Parallel and asynchronous computing in python is crippled by pickle's poor object serialization. However, a more robust serialization package would drastically improve the situation. To leverage the cores found in modern processors we need to communicate functions between different processes -- and that means callables must be serialized without pickle barfing. Similarly, parallel and distributed computing with MPI, GPUs, sockets, and across other process boundaries all need serialized functions (or other callables). So why is pickling in python so broken? Python's ability to leverage these awesome communication technologies is limited by python's own inability to be a fully serializable language.

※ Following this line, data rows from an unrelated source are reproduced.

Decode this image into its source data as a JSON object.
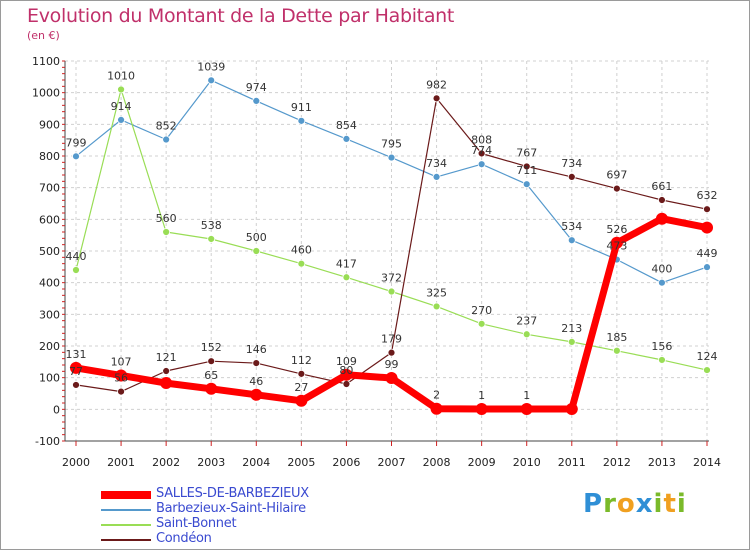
{
  "chart_data": {
    "type": "line",
    "title": "Evolution du Montant de la Dette par Habitant",
    "subtitle": "(en €)",
    "x": [
      2000,
      2001,
      2002,
      2003,
      2004,
      2005,
      2006,
      2007,
      2008,
      2009,
      2010,
      2011,
      2012,
      2013,
      2014
    ],
    "ylim": [
      -100,
      1100
    ],
    "yticks": [
      -100,
      0,
      100,
      200,
      300,
      400,
      500,
      600,
      700,
      800,
      900,
      1000,
      1100
    ],
    "grid": true,
    "legend_position": "bottom-left",
    "series": [
      {
        "name": "SALLES-DE-BARBEZIEUX",
        "color": "#ff0000",
        "values": [
          131,
          107,
          83,
          65,
          46,
          27,
          109,
          99,
          2,
          1,
          1,
          1,
          526,
          602,
          574
        ],
        "labels": [
          "131",
          "107",
          "",
          "65",
          "46",
          "27",
          "109",
          "99",
          "2",
          "1",
          "1",
          "",
          "526",
          "",
          ""
        ]
      },
      {
        "name": "Barbezieux-Saint-Hilaire",
        "color": "#5599cc",
        "values": [
          799,
          914,
          852,
          1039,
          974,
          911,
          854,
          795,
          734,
          774,
          711,
          534,
          473,
          400,
          449
        ],
        "labels": [
          "799",
          "914",
          "852",
          "1039",
          "974",
          "911",
          "854",
          "795",
          "734",
          "774",
          "711",
          "534",
          "473",
          "400",
          "449"
        ]
      },
      {
        "name": "Saint-Bonnet",
        "color": "#99dd55",
        "values": [
          440,
          1010,
          560,
          538,
          500,
          460,
          417,
          372,
          325,
          270,
          237,
          213,
          185,
          156,
          124
        ],
        "labels": [
          "440",
          "1010",
          "560",
          "538",
          "500",
          "460",
          "417",
          "372",
          "325",
          "270",
          "237",
          "213",
          "185",
          "156",
          "124"
        ]
      },
      {
        "name": "Condéon",
        "color": "#6b1a1a",
        "values": [
          77,
          56,
          121,
          152,
          146,
          112,
          80,
          179,
          982,
          808,
          767,
          734,
          697,
          661,
          632
        ],
        "labels": [
          "77",
          "56",
          "121",
          "152",
          "146",
          "112",
          "80",
          "179",
          "982",
          "808",
          "767",
          "734",
          "697",
          "661",
          "632"
        ]
      }
    ]
  },
  "logo": {
    "text": "Proxiti",
    "letters": [
      {
        "ch": "P",
        "color": "#2f8fd6"
      },
      {
        "ch": "r",
        "color": "#7aba2a"
      },
      {
        "ch": "o",
        "color": "#f0a020"
      },
      {
        "ch": "x",
        "color": "#2f8fd6"
      },
      {
        "ch": "i",
        "color": "#7aba2a"
      },
      {
        "ch": "t",
        "color": "#f0a020"
      },
      {
        "ch": "i",
        "color": "#7aba2a"
      }
    ]
  }
}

In actuality, serialization in python is quite limited, and for really no good reason.
Many raise security concerns for full object serialization, however it can be argued that it is not pickle's responsibility to do proper authentication. In fact, one could apply rather insecure serialization of all objects the objects were all sent across RSA-encrypted ssh-tunnels, for example.

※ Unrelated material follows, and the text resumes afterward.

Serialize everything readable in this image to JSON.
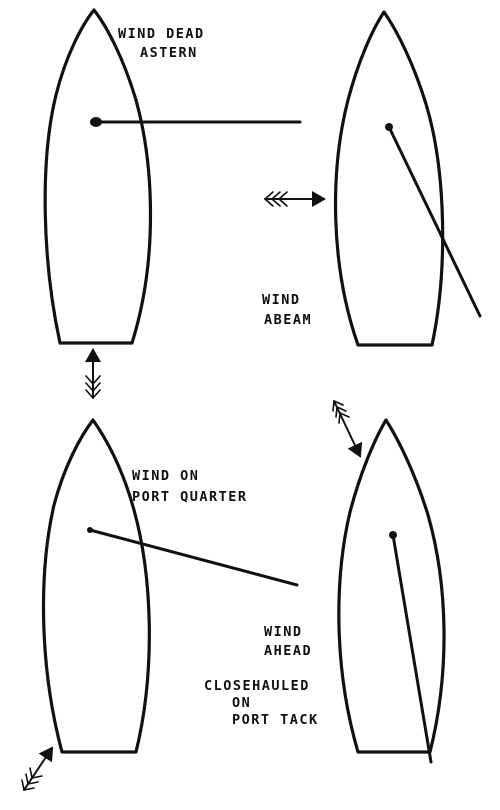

Dill is a serialization package that strives to serialize all of python. We have forked python's multiprocessing to use dill. Dill can also be leveraged by mpi4py, ipython, and other parallel or distributed python packages. Dill serves as the backbone for a distributed parallel computing framework that is being used to design the next generation of large-scale heterogeneous computing platforms, and has been leveraged in large-scale calculations of risk and uncertainty. Dill has been used to enable state persistence and recovery, global caching, and the coordination of distributed parallel calculations across a network of the world's largest computers.